Well, I didn’t. But a more relevant point: How would one use the ID concept of specified complexity, or any other ID concept, to demonstrate that just from the number itself and with no other background info? Perhaps @Giltil could demonstrate.
Yet, the relation seems quite clear.
But it doesn’t explain why this relationship exists - nor the assumptions that underlie the claim.
Depending on the distribution and the content, the longer message might have a lower information content even by Shannon’s measure.
This is true for Kolmogorov complexity, but not for Shannon complexity.
Indeed, but you don’t address the point that I was explicitly talking about algorithmic complexity - and that algorithmic complexity is closer to the ordinary idea of complexity than Shannon information is.
Also I will point out again that you have to make assumptions to get the conclusion you want.
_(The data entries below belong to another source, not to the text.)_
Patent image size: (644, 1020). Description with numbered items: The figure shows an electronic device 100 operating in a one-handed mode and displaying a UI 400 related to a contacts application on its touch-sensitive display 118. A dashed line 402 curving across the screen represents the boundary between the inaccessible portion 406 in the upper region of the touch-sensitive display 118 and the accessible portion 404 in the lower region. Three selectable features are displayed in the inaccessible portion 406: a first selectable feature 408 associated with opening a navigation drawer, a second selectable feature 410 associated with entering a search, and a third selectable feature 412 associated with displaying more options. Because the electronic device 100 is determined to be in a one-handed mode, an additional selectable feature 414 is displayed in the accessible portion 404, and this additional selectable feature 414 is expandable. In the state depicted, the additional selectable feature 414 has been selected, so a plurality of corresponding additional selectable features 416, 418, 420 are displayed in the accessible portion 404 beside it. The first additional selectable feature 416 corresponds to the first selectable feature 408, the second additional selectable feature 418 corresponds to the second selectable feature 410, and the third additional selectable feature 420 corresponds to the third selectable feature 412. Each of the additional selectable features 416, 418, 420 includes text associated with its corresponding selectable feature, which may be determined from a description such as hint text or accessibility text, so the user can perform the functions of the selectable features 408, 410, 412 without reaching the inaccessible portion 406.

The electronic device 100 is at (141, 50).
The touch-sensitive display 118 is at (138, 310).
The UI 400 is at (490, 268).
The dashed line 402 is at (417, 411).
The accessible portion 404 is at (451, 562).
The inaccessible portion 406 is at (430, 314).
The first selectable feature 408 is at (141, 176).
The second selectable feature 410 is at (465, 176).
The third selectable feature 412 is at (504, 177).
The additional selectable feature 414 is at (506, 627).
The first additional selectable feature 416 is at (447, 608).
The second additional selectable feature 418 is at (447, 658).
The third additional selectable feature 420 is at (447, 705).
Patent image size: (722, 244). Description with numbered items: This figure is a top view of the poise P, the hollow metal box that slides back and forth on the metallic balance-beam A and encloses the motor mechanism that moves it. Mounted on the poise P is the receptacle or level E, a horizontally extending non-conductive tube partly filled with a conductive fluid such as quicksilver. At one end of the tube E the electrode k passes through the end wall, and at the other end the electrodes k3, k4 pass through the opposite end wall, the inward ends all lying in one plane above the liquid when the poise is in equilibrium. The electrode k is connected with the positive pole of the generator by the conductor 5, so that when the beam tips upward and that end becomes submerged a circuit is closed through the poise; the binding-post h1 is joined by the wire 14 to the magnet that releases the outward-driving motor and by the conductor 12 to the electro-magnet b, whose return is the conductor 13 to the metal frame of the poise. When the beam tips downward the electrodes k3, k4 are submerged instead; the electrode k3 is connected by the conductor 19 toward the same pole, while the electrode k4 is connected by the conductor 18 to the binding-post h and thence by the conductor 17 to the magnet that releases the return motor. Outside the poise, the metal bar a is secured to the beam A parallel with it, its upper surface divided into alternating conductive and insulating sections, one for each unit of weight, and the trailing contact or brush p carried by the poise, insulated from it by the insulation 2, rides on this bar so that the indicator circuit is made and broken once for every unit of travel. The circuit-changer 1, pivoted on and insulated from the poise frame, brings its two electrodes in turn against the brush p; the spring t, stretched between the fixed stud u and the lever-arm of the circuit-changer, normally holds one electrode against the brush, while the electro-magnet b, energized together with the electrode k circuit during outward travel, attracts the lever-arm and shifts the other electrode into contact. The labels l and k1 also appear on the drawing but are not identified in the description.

If heads and tails are not equiprobable, for instance, the Shannon information of the two sequences will differ.
He [Shannon] converted probabilities to bits, establishing a relationship between probability and information content. For example, an event with probability 1 in 2^100 corresponds to 100 bits of information.
Please provide a citation to Shannon’s work for this claim, as it is not clear that Perplexity AI didn’t simply hallucinate it.
How would one use the ID concept of specified complexity, or any other ID concept, to demonstrate that just from the number itself and with no other background info?
To demonstrate what precisely?
Indeed, but you don’t address the point that I was explicitly talking about algorithmic complexity - and that algorithmic complexity is closer to the ordinary idea of complexity than Shannon information is.
Whether or not AC is closer to the ordinary idea of complexity than SI is irrelevant to this discussion. The point is that under Shannon framework, the two notions of complexity and improbability are tight together.
If heads and tails are not equiprobable, for instance, the Shannon information of the two sequences will differ.
Sure, but that doesn’t change the fact that under the Shannon framework, the more complex sequence will be the less probable one.
Whether or not AC is closer to the ordinary idea of complexity than SI is irrelevant to this discussion. The point is that under Shannon framework, the two notions of complexity and improbability are tight together.
Since the notion of complexity is being discussed it certainly is relevant to this discussion. And since Dembski seems to be moving towards algorithmic complexity with ASC - and since CSI hasn’t exactly worked out as an argument against evolution, largely because it’s impractical to calculate the relevant probabilities - I’m not sure that relationship - if it’s not something the “AI” wrongly put together - is really of any great relevance.
I’d be far more interested in an explanation of how a short English description can possibly indicate high ASC. It shouldn’t indicate high algorithmic complexity.
Sure, but that doesn’t change the fact that under the Shannon framework, the more complex sequence will be the less probable one.
This is actually not a fact but merely a claim backed only by a quote from an unreliable AI model, not by a citation to anything that Shannon himself wrote.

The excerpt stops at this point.